When you hear “surf’s up,” the last thing you might think of is a desert shrub called “guayule” (pronounced “why-oo-lee”). But technology that began with a partnership between USDA’s Agricultural Research Service (ARS) and a small Arizona-based company, Yulex Corporation, recently put wetsuits made with this daisy relative on the market that are more elastic and more comfortable than those made with conventional, petroleum-based neoprene.
The wetsuits were created with Yulex’s guayule natural rubber by Patagonia, a high-end outdoor clothing company, which currently produces and sells the wetsuits. They are also available from other retailers. The wetsuit—with its 60/40 guayule and petroleum-based neoprene blend—is proving to be popular. Surfer Magazine said: “It’s the cashmere of wetsuit material.”
But what guayule really represents is an opportunity for a home-grown source of natural rubber.
Americans have been looking for a native replacement for rubber for decades. Guayule’s potential to be this substitute has been known for nearly 100 years, but producing guayule rubber has never quite been commercially viable.
Then, in 1996, ARS patented a better method for extracting guayule’s latex from the plant cells, licensed it to Yulex in 2000, and then continued to work with the company in hopes of making guayule work commercially as a rubber source.

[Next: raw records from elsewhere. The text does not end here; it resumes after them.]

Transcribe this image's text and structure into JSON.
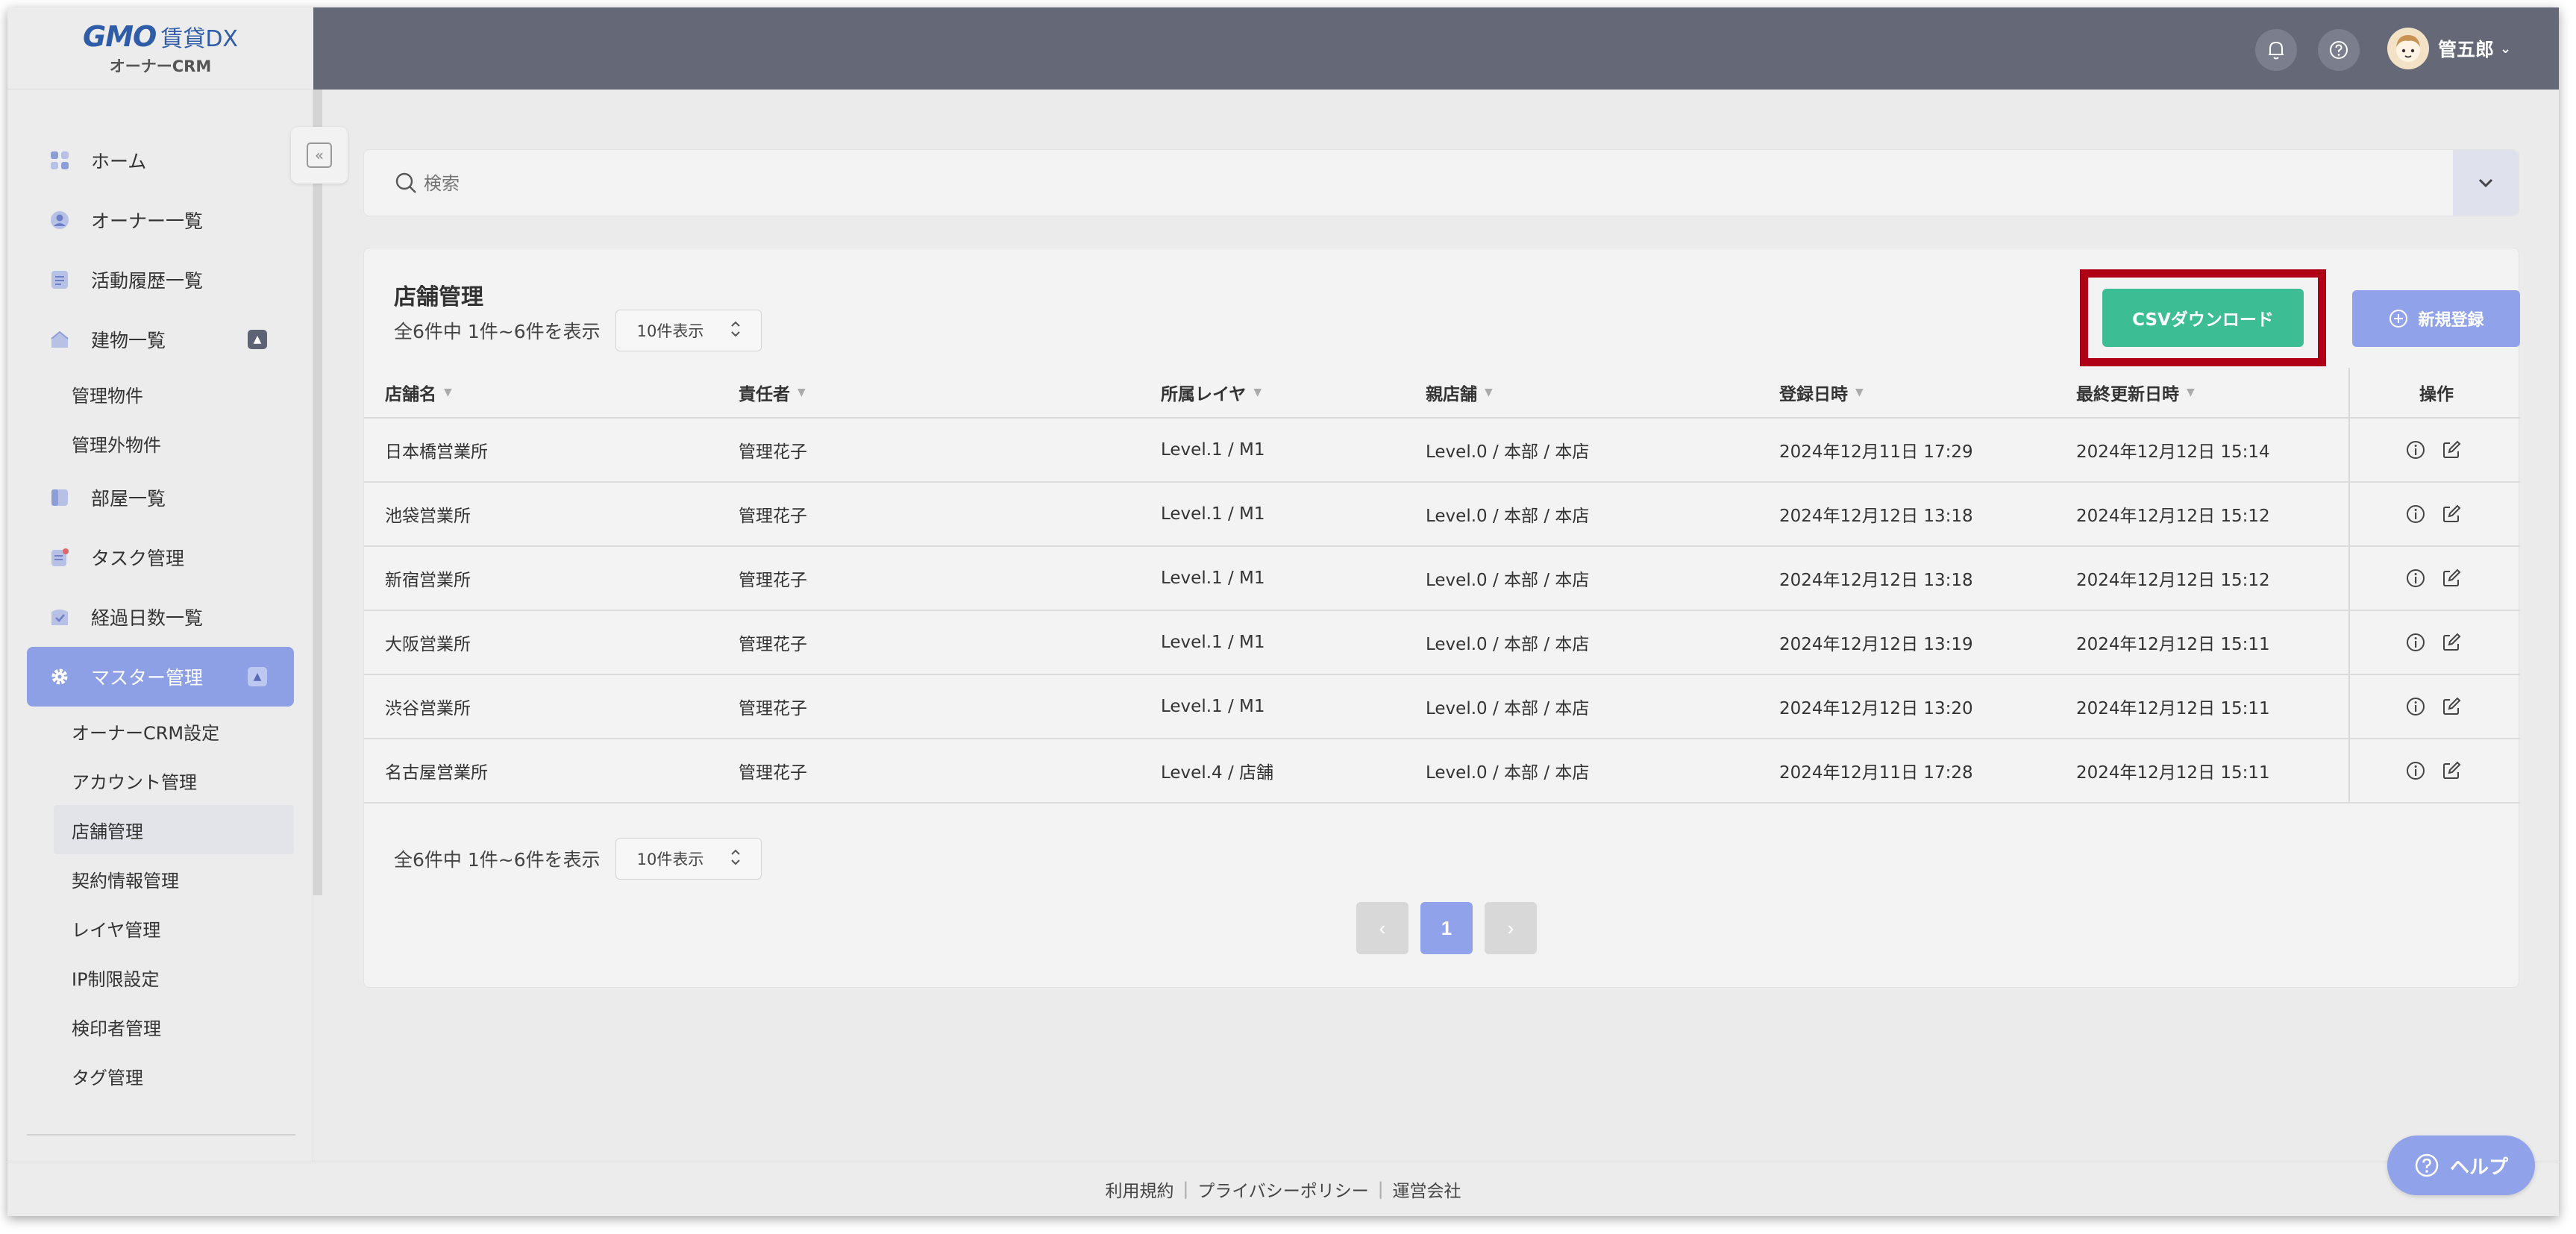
{
  "logo": {
    "brand": "GMO",
    "product": "賃貸DX",
    "sub": "オーナーCRM"
  },
  "header": {
    "user_name": "管五郎"
  },
  "sidebar": {
    "items": [
      {
        "label": "ホーム",
        "icon": "home-grid-icon"
      },
      {
        "label": "オーナー一覧",
        "icon": "owner-icon"
      },
      {
        "label": "活動履歴一覧",
        "icon": "activity-icon"
      },
      {
        "label": "建物一覧",
        "icon": "building-icon",
        "expanded": true
      },
      {
        "label": "部屋一覧",
        "icon": "room-icon"
      },
      {
        "label": "タスク管理",
        "icon": "task-icon"
      },
      {
        "label": "経過日数一覧",
        "icon": "elapsed-icon"
      },
      {
        "label": "マスター管理",
        "icon": "gear-icon",
        "expanded": true,
        "active": true
      }
    ],
    "building_sub": [
      "管理物件",
      "管理外物件"
    ],
    "master_sub": [
      "オーナーCRM設定",
      "アカウント管理",
      "店舗管理",
      "契約情報管理",
      "レイヤ管理",
      "IP制限設定",
      "検印者管理",
      "タグ管理"
    ],
    "selected_sub": "店舗管理"
  },
  "search": {
    "placeholder": "検索"
  },
  "panel": {
    "title": "店舗管理",
    "count_text": "全6件中 1件~6件を表示",
    "per_page": "10件表示",
    "csv_label": "CSVダウンロード",
    "new_label": "新規登録"
  },
  "table": {
    "columns": [
      "店舗名",
      "責任者",
      "所属レイヤ",
      "親店舗",
      "登録日時",
      "最終更新日時",
      "操作"
    ],
    "rows": [
      [
        "日本橋営業所",
        "管理花子",
        "Level.1 / M1",
        "Level.0 / 本部 / 本店",
        "2024年12月11日 17:29",
        "2024年12月12日 15:14"
      ],
      [
        "池袋営業所",
        "管理花子",
        "Level.1 / M1",
        "Level.0 / 本部 / 本店",
        "2024年12月12日 13:18",
        "2024年12月12日 15:12"
      ],
      [
        "新宿営業所",
        "管理花子",
        "Level.1 / M1",
        "Level.0 / 本部 / 本店",
        "2024年12月12日 13:18",
        "2024年12月12日 15:12"
      ],
      [
        "大阪営業所",
        "管理花子",
        "Level.1 / M1",
        "Level.0 / 本部 / 本店",
        "2024年12月12日 13:19",
        "2024年12月12日 15:11"
      ],
      [
        "渋谷営業所",
        "管理花子",
        "Level.1 / M1",
        "Level.0 / 本部 / 本店",
        "2024年12月12日 13:20",
        "2024年12月12日 15:11"
      ],
      [
        "名古屋営業所",
        "管理花子",
        "Level.4 / 店舗",
        "Level.0 / 本部 / 本店",
        "2024年12月11日 17:28",
        "2024年12月12日 15:11"
      ]
    ]
  },
  "pagination": {
    "current": "1"
  },
  "footer": {
    "links": [
      "利用規約",
      "プライバシーポリシー",
      "運営会社"
    ]
  },
  "help": {
    "label": "ヘルプ"
  },
  "colors": {
    "accent": "#8fa2ea",
    "csv": "#3cbd93",
    "header": "#646877",
    "highlight": "#b00016"
  }
}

Yulex opened its bio-refinery for processing guayule in Chandler, AZ, in 2011-2012 and began to scale up guayule rubber extraction. The first commercial product—Patagonia’s guayule blend wetsuit—hit the market in 2013.

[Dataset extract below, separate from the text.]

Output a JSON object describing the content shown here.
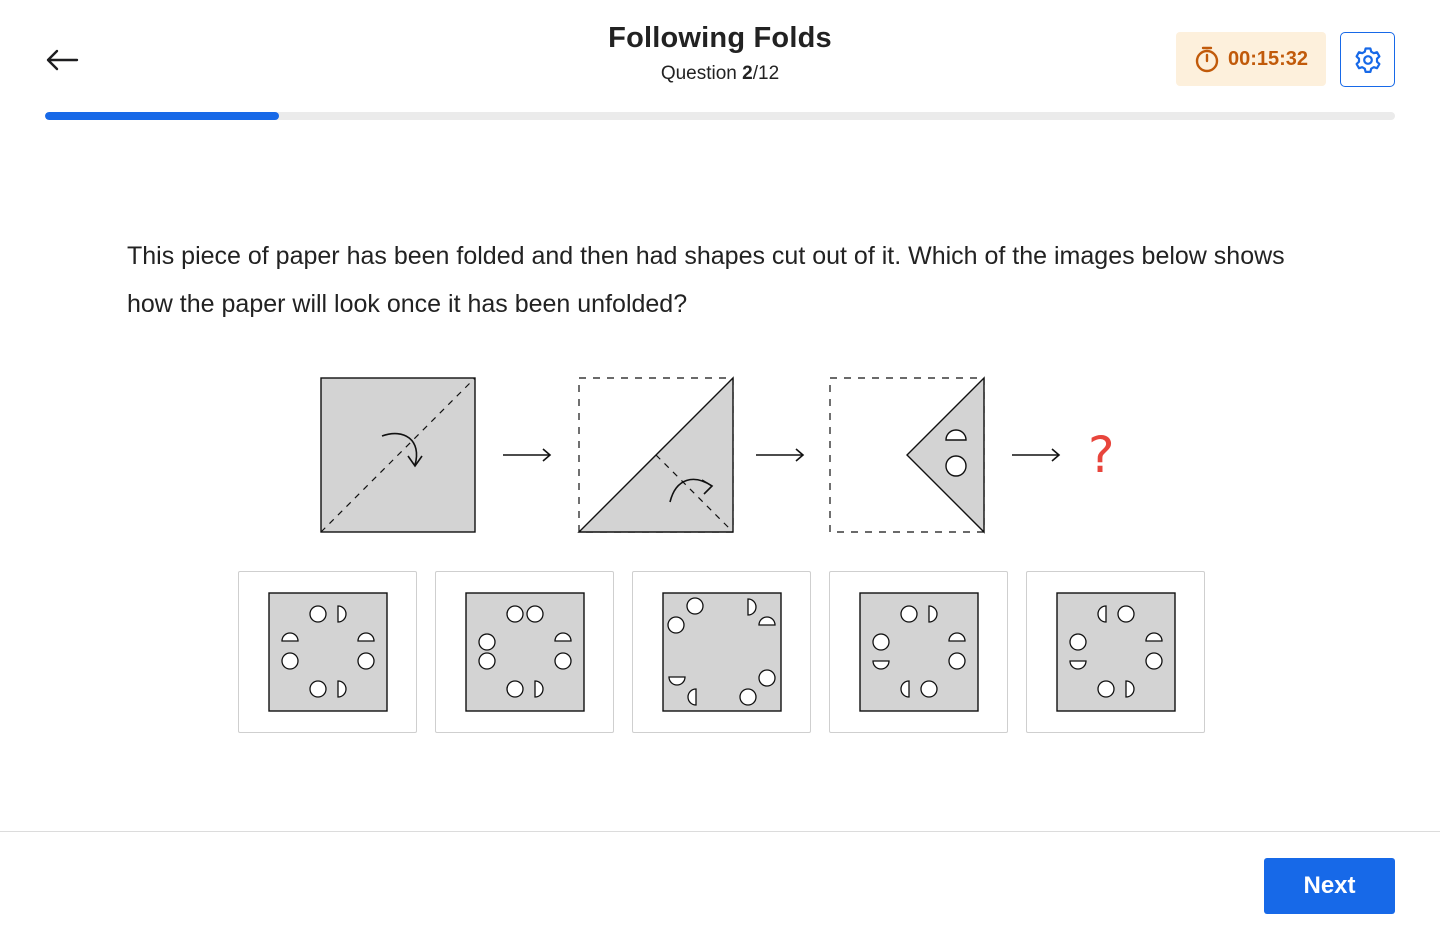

Jeff Martin, president and CEO of Yulex, is quick to acknowledge that the company’s interactions with ARS scientists have been “critical to our success.”
Right now, it takes all of Yulex‘s guayule rubber output to fill Patagonia’s demand for wetsuit production. But Yulex has already broken ground for a bigger bio-refinery. The company has plans for more products including guayule-based natural rubber non-allergenic medical gloves.

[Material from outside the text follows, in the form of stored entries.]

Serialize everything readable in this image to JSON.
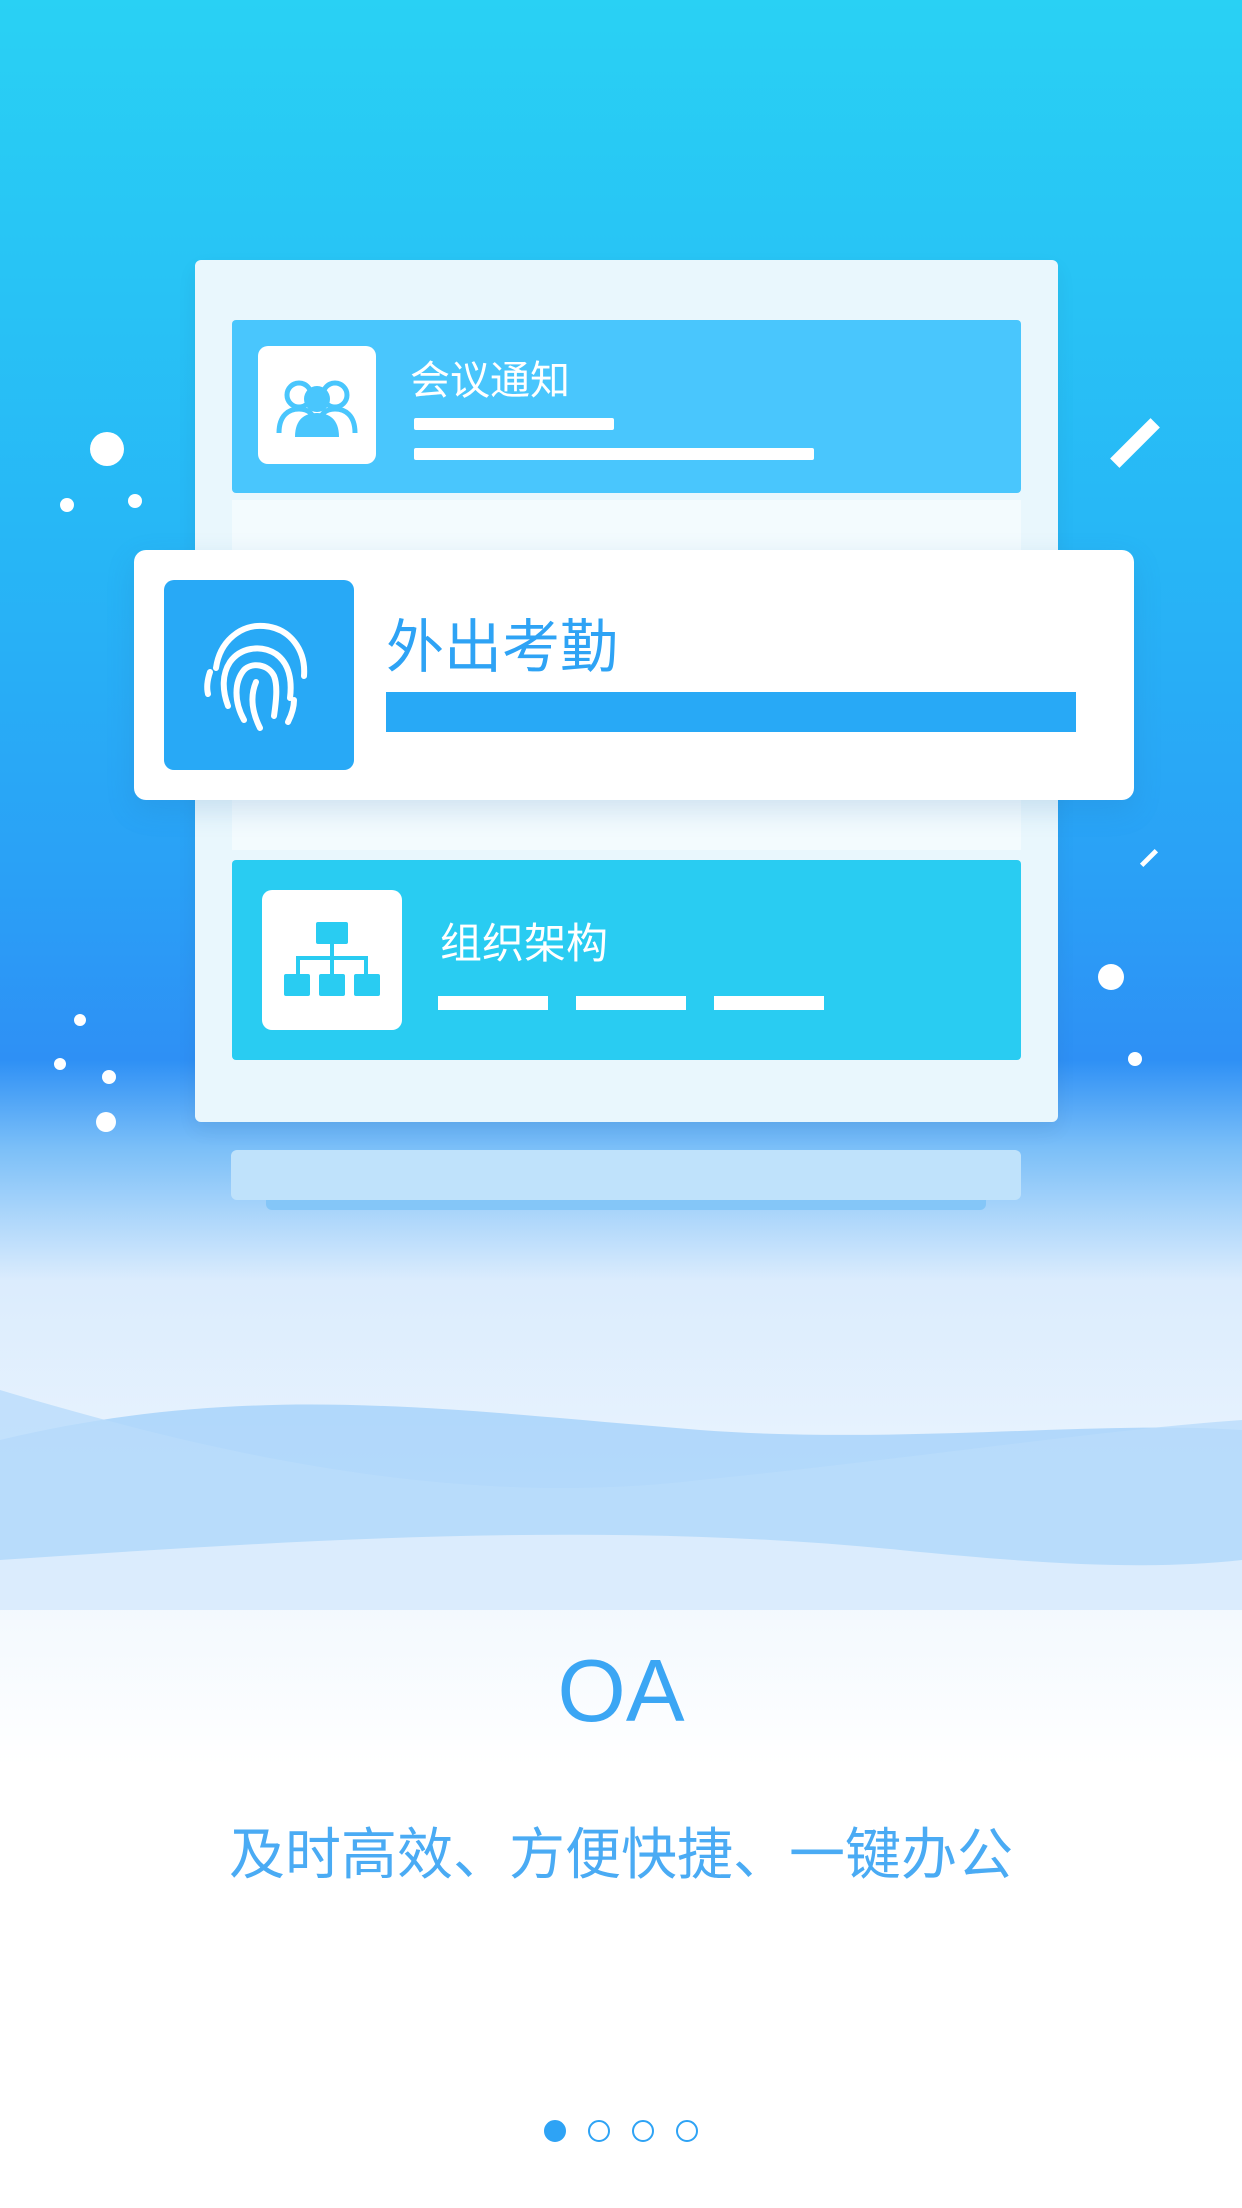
{
  "cards": {
    "meeting": {
      "title": "会议通知",
      "icon": "people-icon"
    },
    "attendance": {
      "title": "外出考勤",
      "icon": "fingerprint-icon"
    },
    "org": {
      "title": "组织架构",
      "icon": "org-chart-icon"
    }
  },
  "brand": "OA",
  "slogan": "及时高效、方便快捷、一键办公",
  "pagination": {
    "total": 4,
    "active_index": 0
  },
  "colors": {
    "accent": "#2ea3f5",
    "top_gradient": "#29d1f4",
    "card_blue": "#49c6fd",
    "card_cyan": "#29ccf2"
  }
}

ARS is continuing its guayule research by sequencing the shrub’s genome as well as looking at the plant’s biological and chemical mechanisms.
Both Yulex and ARS are hoping to increase efficiency by breeding plants that have more rubber or by enhancing the extraction process to improve guayule’s commercial viability.
Guayule is a renewable resource because only the top of the shrub is harvested and the rest of the plant can be allowed to regrow. It takes two years to get the first harvest, and a year for subsequent harvests, if the plant is not pulled from the ground for a new crop.
This drought-tolerant, evergreen shrub could be a welcome source of a new, green industry, especially in semi-arid regions of the U.S. Southwest, if Yulex and other guayule-based companies take off.